L'auteur indique que le 7 octobre 1954, à Jettingen dans le Haut-Rhin, un employé des chemins de fer a vu un objet dans un champ, à 3 mètres de la route et 1 mètre au-dessus du sol. Il avait la forme d'un champignon d'environ 3 mètres de diamètre. Un rectangle lumineux, comme l'ouverture d'une porte, a été observé sur un des côtés. Il s'est envolé et a volé à environ 5 mètres au-dessus du témoin, le suivant jusqu'au village.

[Ref. 198] CHARLES GARREAU ET RAYMOND LAVIER:

Les deux auteurs et ufologues rendent compte du cas de Schwoben dans le Haut-Rhin, le 8 octobre 1954, à 05:35, indiquant que les références sont des dossiers personnels et des coupures de journaux.

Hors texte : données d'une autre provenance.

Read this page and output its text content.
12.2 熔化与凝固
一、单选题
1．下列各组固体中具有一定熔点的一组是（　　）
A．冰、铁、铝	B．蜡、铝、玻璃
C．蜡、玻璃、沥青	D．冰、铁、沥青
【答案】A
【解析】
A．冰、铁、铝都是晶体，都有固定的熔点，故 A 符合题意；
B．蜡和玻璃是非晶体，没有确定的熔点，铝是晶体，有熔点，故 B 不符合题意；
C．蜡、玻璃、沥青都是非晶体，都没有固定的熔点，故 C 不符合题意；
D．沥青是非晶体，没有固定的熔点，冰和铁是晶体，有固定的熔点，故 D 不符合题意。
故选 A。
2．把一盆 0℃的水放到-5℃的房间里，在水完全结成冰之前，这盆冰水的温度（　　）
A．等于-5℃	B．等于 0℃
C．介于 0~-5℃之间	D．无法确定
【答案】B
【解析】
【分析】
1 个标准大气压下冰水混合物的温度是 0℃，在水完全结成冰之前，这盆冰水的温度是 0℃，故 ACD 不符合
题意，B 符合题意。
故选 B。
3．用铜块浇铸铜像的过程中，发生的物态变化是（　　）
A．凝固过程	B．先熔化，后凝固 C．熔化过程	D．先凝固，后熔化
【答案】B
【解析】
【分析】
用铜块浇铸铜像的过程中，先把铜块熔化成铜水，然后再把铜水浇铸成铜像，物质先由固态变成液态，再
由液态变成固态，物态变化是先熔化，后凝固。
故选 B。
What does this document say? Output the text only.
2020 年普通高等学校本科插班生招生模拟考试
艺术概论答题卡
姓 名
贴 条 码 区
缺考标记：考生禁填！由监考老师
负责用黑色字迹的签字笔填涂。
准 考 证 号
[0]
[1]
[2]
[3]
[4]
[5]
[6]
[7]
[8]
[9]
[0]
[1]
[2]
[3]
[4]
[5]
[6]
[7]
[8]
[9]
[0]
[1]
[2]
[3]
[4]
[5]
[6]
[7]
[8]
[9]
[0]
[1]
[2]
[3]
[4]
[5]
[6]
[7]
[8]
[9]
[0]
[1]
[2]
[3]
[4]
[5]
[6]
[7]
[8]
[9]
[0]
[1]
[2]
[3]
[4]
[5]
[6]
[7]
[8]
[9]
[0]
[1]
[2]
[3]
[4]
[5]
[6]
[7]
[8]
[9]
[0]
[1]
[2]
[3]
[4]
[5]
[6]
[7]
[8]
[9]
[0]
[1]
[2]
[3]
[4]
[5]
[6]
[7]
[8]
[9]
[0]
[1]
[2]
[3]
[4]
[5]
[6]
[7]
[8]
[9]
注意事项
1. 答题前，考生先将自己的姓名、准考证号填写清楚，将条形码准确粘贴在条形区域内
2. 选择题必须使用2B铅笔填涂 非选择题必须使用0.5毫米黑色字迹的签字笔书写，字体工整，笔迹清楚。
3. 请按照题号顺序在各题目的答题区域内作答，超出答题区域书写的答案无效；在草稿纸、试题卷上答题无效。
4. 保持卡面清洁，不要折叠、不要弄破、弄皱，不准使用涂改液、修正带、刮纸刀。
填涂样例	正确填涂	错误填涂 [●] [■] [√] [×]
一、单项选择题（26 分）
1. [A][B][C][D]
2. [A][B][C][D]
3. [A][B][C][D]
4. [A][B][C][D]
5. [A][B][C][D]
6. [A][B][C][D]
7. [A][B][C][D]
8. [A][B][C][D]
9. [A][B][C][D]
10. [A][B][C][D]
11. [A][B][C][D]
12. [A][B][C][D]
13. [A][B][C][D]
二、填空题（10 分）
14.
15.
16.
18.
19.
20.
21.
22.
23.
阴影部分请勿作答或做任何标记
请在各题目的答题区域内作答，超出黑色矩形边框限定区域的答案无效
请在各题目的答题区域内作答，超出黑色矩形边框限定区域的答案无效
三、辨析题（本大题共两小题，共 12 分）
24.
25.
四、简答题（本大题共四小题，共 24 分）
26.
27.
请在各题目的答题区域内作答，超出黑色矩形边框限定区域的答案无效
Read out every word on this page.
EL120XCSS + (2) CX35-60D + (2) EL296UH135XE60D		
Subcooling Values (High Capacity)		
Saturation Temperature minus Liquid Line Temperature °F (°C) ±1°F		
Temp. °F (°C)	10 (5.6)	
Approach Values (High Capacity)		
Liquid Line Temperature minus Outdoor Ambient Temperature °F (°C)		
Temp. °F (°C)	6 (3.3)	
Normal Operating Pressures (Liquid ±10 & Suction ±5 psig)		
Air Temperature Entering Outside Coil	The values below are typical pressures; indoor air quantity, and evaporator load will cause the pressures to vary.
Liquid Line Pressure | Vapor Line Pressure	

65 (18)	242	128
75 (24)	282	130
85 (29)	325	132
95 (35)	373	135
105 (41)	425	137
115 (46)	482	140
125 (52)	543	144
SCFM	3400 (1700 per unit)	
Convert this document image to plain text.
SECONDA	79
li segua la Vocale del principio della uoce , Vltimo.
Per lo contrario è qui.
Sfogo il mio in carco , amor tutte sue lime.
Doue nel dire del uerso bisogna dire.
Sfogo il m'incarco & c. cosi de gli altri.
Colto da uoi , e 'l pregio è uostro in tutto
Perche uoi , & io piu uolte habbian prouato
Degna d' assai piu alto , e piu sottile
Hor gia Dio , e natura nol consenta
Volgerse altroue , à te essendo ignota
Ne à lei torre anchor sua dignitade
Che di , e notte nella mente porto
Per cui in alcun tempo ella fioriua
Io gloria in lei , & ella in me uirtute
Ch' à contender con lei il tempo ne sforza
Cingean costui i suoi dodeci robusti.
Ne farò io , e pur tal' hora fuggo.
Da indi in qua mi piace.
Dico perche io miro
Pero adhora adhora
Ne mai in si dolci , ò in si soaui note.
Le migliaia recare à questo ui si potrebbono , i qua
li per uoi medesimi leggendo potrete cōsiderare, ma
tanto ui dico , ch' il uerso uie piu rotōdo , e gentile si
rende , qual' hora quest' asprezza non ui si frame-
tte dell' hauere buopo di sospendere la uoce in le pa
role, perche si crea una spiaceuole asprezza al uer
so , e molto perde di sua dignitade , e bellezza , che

Ils rapportent que M. Ott, un employé de S.N.C.F [Société Mationale des Chemin de Fer] résidant de Berentzwiller, a quitté sa maison ä scooter pour aller à la gare d'Altkirch. A la sortie de Jettingen, dans un champ, sur le côté de la route, il voit grâce à la lumière de son phare, un objet étrange.

Garreau et Lavier donnent le témoignage de M. Ott:

"Il avait la forme d'un champignon, ou d'une hutte. C'était une sorte de coupole semi-sphérique, d'environ 3 mètres de diamètre. Il m'a semblé distinguer une porte ou une trappe éclairée de l'intérieur. J'ai pris peur. J'ai fait demi-tour. Mais je n'avais pas fait 50 mètres que je me suis trouvé dans le faisceau d'un puissant projecteur. Quelques secondes plus tard, j'ai été dépassé par un engin qui volait à 5 ou 6 mètres au-dessus de la route. C'était conique, avec des lueurs arc-en-ciel, qui éclairaient comme en plein jour, et qui m'aveuglaient. Instinctivement, j'ai mis le phare de mon scooter en code. Quand l'engin m'a doublé, j'ai nettement senti un souffle. Il m'a précédé en se maintenant à la même distance et à la même hauteur, jusqu'aux premières maisons de Jettingen, c'est-à-dire pendant 800 mètres environ. Là, je me suis arrêté. J'étais un peu rassuré. L'engin s'est alors élevé à la verticale, à une vitesse fantastique. Je l'ai rapidement perdu de vue."

[Ref. -:] GARREAU ET LAVIER:

Un listing indique:

104. SCHWOBEN (Haut-Rhin) 8-10-1954

[Ref. 105:] JACQUES VALLEE:

206

7 Octobre 1954, à l'aube, Jettingen (France)

Un employé de chemin de fer, René Ott, vit un objet ayant la forme d'un champignon, de trois mètres de diamètre, dans un champ à trois mètres de la route N. 16 et à un mètre du sol. Un retangle lumineux, une sorte de porte, se voyait sur le côté. Il décolla et s'éleva à environ 5 mètres au-dessus du témoin, le suivant jusqu'au village voisin. France-Soir, 10 Octobre 1954).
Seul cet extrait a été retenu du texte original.